Post-Mortem: Caudal Vena Cava Thrombosis


figure 2


These images depict a steer calf that had been on feed for 152 days when it was found dead in the home pen.

The team diagnosed this case as a representative example of caudal vena cava thrombosis, which is a common disease of feedlot cattle, particularly later in the feeding period and in specific breeds or classes of cattle.


Caudal vena cava thrombosis in feedlot cattle is most frequently caused by liver abscesses; however, in rare cases, caudal vena cava thromboses can also be caused by septic emboli from other diseases. Liver abscesses originate secondary to translocation of bacteria from the gastrointestinal tract to the bloodstream and ultimately the liver. Ruminal acidosis may induce rumenitis, thereby allowing for bacterial translocation.

Liver abscesses erode into the caudal vena cava and form a septic thrombus. As emboli break away from the thrombus, they often travel to the lungs and/or heart and cause embolic pneumonia and sometimes endocarditis. The emboli in the pulmonary vessels may lead to the formation of aneurisms which often rupture resulting in hemoptysis and/or epistaxis, clinical signs which characterize this disease. Sudden death, with or without clinical signs, is a common outcome in severely affected animals.


  • In the feedlot, caudal vena cava thrombosis is more commonly observed later in the feeding period when cattle have been exposed to diets contain a high proportion of readily fermentable carbohydrates for a longer period of time.
  • Caudal vena cava thrombosis (and liver abscessation in general) is observed more commonly in “calf-fed” dairy breeds raised for beef, but this may be due to differences in days of exposure to high-grain diets as opposed to breed differences in susceptibility.

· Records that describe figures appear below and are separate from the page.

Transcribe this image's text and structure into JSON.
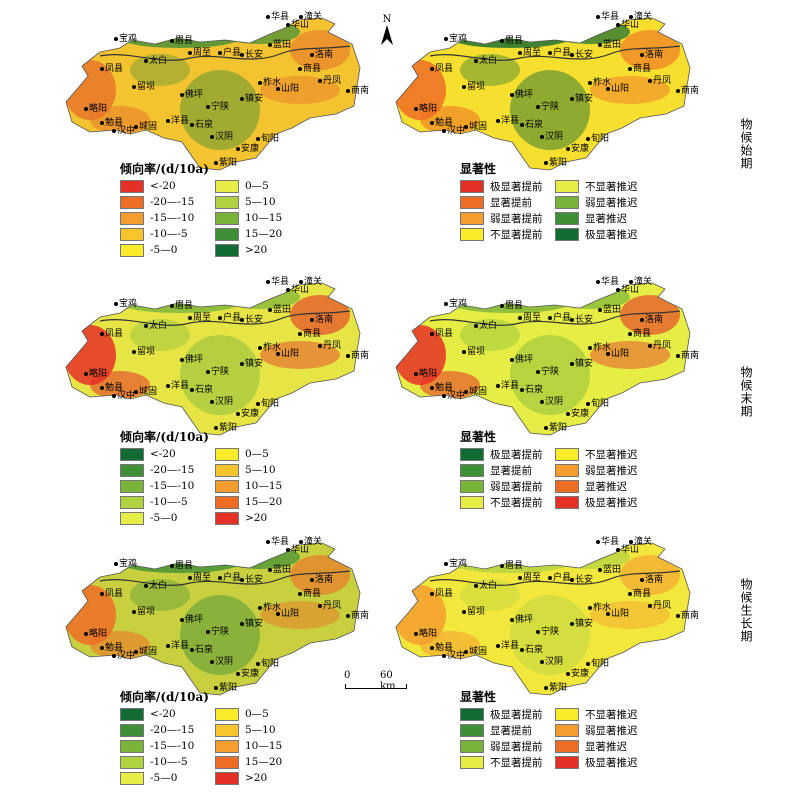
{
  "north_label": "N",
  "scale_bar": {
    "start": "0",
    "end": "60 km"
  },
  "period_labels": [
    "物候始期",
    "物候末期",
    "物候生长期"
  ],
  "cities": [
    "宝鸡",
    "眉县",
    "华县",
    "潼关",
    "华山",
    "蓝田",
    "周至",
    "户县",
    "长安",
    "太白",
    "凤县",
    "洛南",
    "商县",
    "柞水",
    "丹凤",
    "留坝",
    "佛坪",
    "镇安",
    "山阳",
    "商南",
    "略阳",
    "宁陕",
    "勉县",
    "洋县",
    "城固",
    "汉中",
    "石泉",
    "汉阴",
    "旬阳",
    "安康",
    "紫阳"
  ],
  "city_labels_alt": {
    "户县": "户县",
    "城固": "城固"
  },
  "legend_trend": {
    "title": "倾向率/(d/10a)",
    "rows_start": [
      {
        "label": "<-20",
        "color": "#e53027"
      },
      {
        "label": "-20—-15",
        "color": "#ee6d25"
      },
      {
        "label": "-15—-10",
        "color": "#f59d2e"
      },
      {
        "label": "-10—-5",
        "color": "#f9c52f"
      },
      {
        "label": "-5—0",
        "color": "#fbec2b"
      },
      {
        "label": "0—5",
        "color": "#e6ee45"
      },
      {
        "label": "5—10",
        "color": "#b1d241"
      },
      {
        "label": "10—15",
        "color": "#79b33a"
      },
      {
        "label": "15—20",
        "color": "#3f8f36"
      },
      {
        "label": ">20",
        "color": "#126b33"
      }
    ],
    "rows_end": [
      {
        "label": "<-20",
        "color": "#126b33"
      },
      {
        "label": "-20—-15",
        "color": "#3f8f36"
      },
      {
        "label": "-15—-10",
        "color": "#79b33a"
      },
      {
        "label": "-10—-5",
        "color": "#b1d241"
      },
      {
        "label": "-5—0",
        "color": "#e6ee45"
      },
      {
        "label": "0—5",
        "color": "#fbec2b"
      },
      {
        "label": "5—10",
        "color": "#f9c52f"
      },
      {
        "label": "10—15",
        "color": "#f59d2e"
      },
      {
        "label": "15—20",
        "color": "#ee6d25"
      },
      {
        "label": ">20",
        "color": "#e53027"
      }
    ]
  },
  "legend_sig": {
    "title": "显著性",
    "rows_start": [
      {
        "label": "极显著提前",
        "color": "#e53027"
      },
      {
        "label": "显著提前",
        "color": "#ee6d25"
      },
      {
        "label": "弱显著提前",
        "color": "#f59d2e"
      },
      {
        "label": "不显著提前",
        "color": "#fbec2b"
      },
      {
        "label": "不显著推迟",
        "color": "#e6ee45"
      },
      {
        "label": "弱显著推迟",
        "color": "#79b33a"
      },
      {
        "label": "显著推迟",
        "color": "#3f8f36"
      },
      {
        "label": "极显著推迟",
        "color": "#126b33"
      }
    ],
    "rows_end": [
      {
        "label": "极显著提前",
        "color": "#126b33"
      },
      {
        "label": "显著提前",
        "color": "#3f8f36"
      },
      {
        "label": "弱显著提前",
        "color": "#79b33a"
      },
      {
        "label": "不显著提前",
        "color": "#e6ee45"
      },
      {
        "label": "不显著推迟",
        "color": "#fbec2b"
      },
      {
        "label": "弱显著推迟",
        "color": "#f59d2e"
      },
      {
        "label": "显著推迟",
        "color": "#ee6d25"
      },
      {
        "label": "极显著推迟",
        "color": "#e53027"
      }
    ]
  },
  "panels": [
    {
      "id": "start-trend",
      "base": "#f3c330",
      "accent": "#e8762a",
      "green": "#3f8f36"
    },
    {
      "id": "start-sig",
      "base": "#f6df2e",
      "accent": "#ee6d25",
      "green": "#126b33"
    },
    {
      "id": "end-trend",
      "base": "#e7e545",
      "accent": "#e53027",
      "green": "#79b33a"
    },
    {
      "id": "end-sig",
      "base": "#e6ee45",
      "accent": "#e53027",
      "green": "#79b33a"
    },
    {
      "id": "grow-trend",
      "base": "#c9d040",
      "accent": "#ee6d25",
      "green": "#3f8f36"
    },
    {
      "id": "grow-sig",
      "base": "#f2e73c",
      "accent": "#f59d2e",
      "green": "#b1d241"
    }
  ]
}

Ante-Mortem Clinical Signs:

Animals with liver abscesses (+/-caudal vena cava thrombosis) often go undetected or are confused with other diseases until the animal has been slaughtered or succumbs to the disease. However, with respect to caudal vena cava thrombosis, secondary complications may lead to one or more of the following clinical signs:

  • Bilateral epistaxis is a common clinical sign and can be foamy in appearance.
  • Signs of respiratory distress may be present; including tachypnoea, dyspnoea, and coughing.
  • Intermittent fever and nondescript signs of illness may be the only clinical signs in many cases.
  • Melena may also be present as expectorated blood is commonly swallowed.
  • Chronic cases might display weight loss and ill thrift.


Management is aimed at control and prevention of subclinical ruminal acidosis and liver abscesses. Like other metabolic diseases, a well-formulated diet with consistent bunk management, mixing, and delivery to minimize daily variations in feed intake is a key for prevention. Providing an appropriate degree of grain processing and roughage coarseness is also important. Furthermore, various in-feed antimicrobials have been proven effective at reducing the incidence and severity of liver abscesses, which in turn reduces the occurrence of caudal vena cava thrombosis.

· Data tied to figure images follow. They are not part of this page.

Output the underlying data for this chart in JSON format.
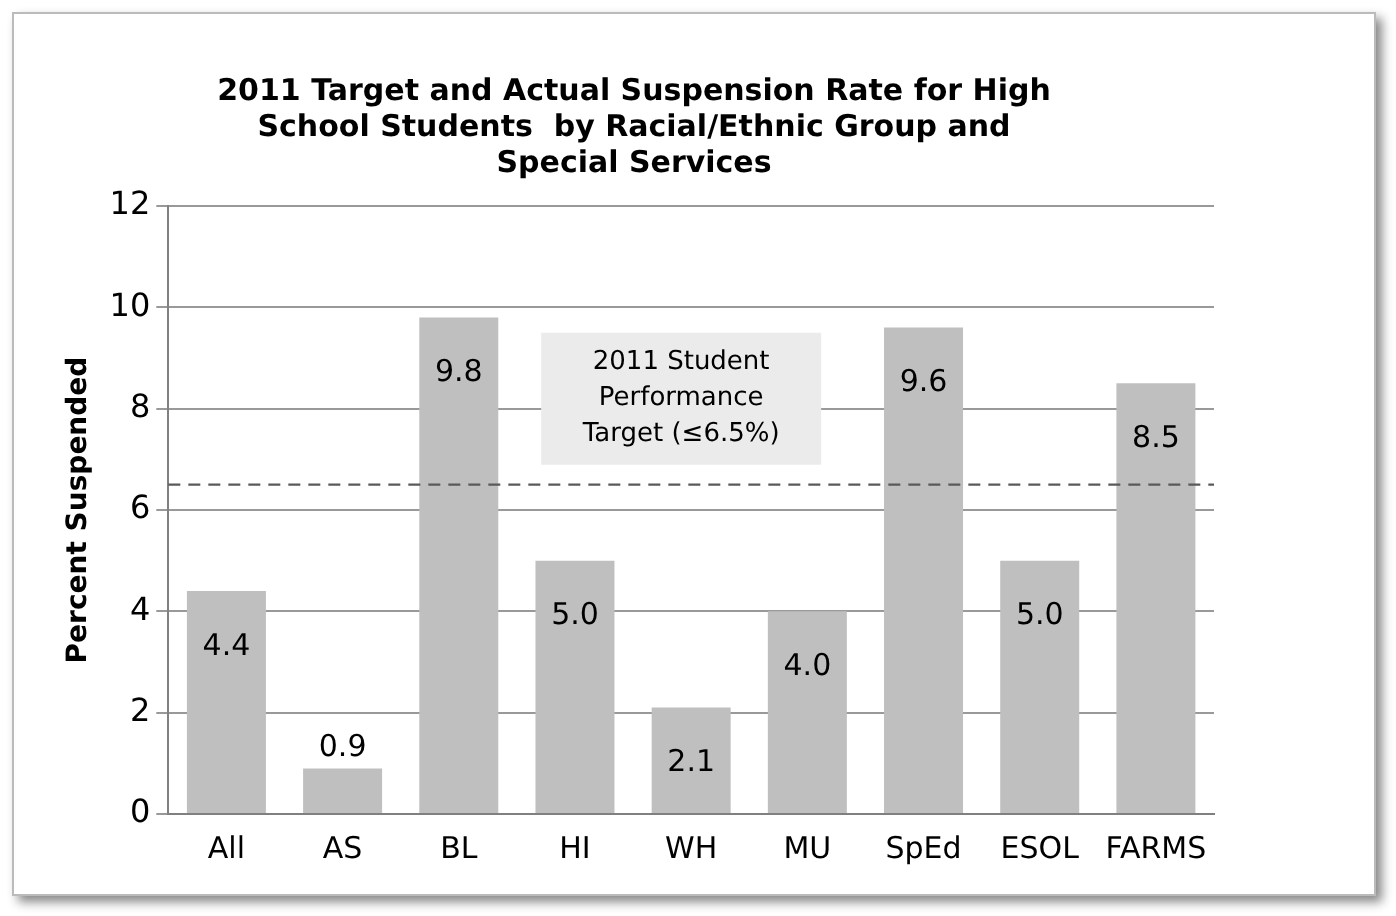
{
  "chart_data": {
    "type": "bar",
    "title": "2011 Target and Actual Suspension Rate for High School Students  by Racial/Ethnic Group and Special Services",
    "ylabel": "Percent Suspended",
    "categories": [
      "All",
      "AS",
      "BL",
      "HI",
      "WH",
      "MU",
      "SpEd",
      "ESOL",
      "FARMS"
    ],
    "values": [
      4.4,
      0.9,
      9.8,
      5.0,
      2.1,
      4.0,
      9.6,
      5.0,
      8.5
    ],
    "value_labels": [
      "4.4",
      "0.9",
      "9.8",
      "5.0",
      "2.1",
      "4.0",
      "9.6",
      "5.0",
      "8.5"
    ],
    "color": "#bfbfbf",
    "ylim": [
      0,
      12
    ],
    "yticks": [
      0,
      2,
      4,
      6,
      8,
      10,
      12
    ],
    "grid": "y",
    "legend": false,
    "ref_lines": [
      {
        "axis": "y",
        "value": 6.5,
        "label": "2011 Student Performance Target (≤6.5%)",
        "color": "#595959",
        "line_style": "dashed"
      }
    ]
  }
}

Treatment is usually unrewarding, and prognosis is poor. If caudal vena cava thrombosis is highly suspected, humane slaughter or euthanasia may be warranted; however, a definitive diagnosis is often difficult to make with the tools available in a commercial feedlot setting.

Post-Mortem Lesions:

It is the authors’ experience that unless the caudal vena cava is thoroughly examined during the post-mortem, many cases of caudal vena cava thrombosis go undiagnosed. It would not be uncommon for the pulmonary changes observed to be confused for other types of pneumonia by the layperson. Therefore, a thorough post-mortem examination, including the caudal vena cava, is paramount to making the diagnosis. Upon post-mortem examination, lesions include:

  • Pulmonary hemorrhage may result in epistaxis visible upon external examination of the carcass.
  • Upon examining the open chest and cut sections of lung, any of the following lesions may be present:
    • Diffuse multifocal abscesses characteristic of embolic pneumonia in a pattern indicative of hematogenous origin.
    • Pallor with areas of aspirated blood and or obvious aneurysm (Figs. 1 and 2).
    • Non-descript interstitial pneumonia pattern or “reactive” appearance.
    • Some cases may have minimal or no lung lesions.
  • Upon examining the open abdomen, hepatomegaly and/or ascites may be present if the thrombus has sufficiently occluded the vena cava.
  • Upon incising the liver and examining the vena cava, the pathognomonic lesion consists of an abscess protruding into the vena cava and presence of a septic thrombus (Fig. 3). Additionally, passive congestion of the liver grossly observed as “nutmeg” liver may also be apparent if the vena cava has been occluded.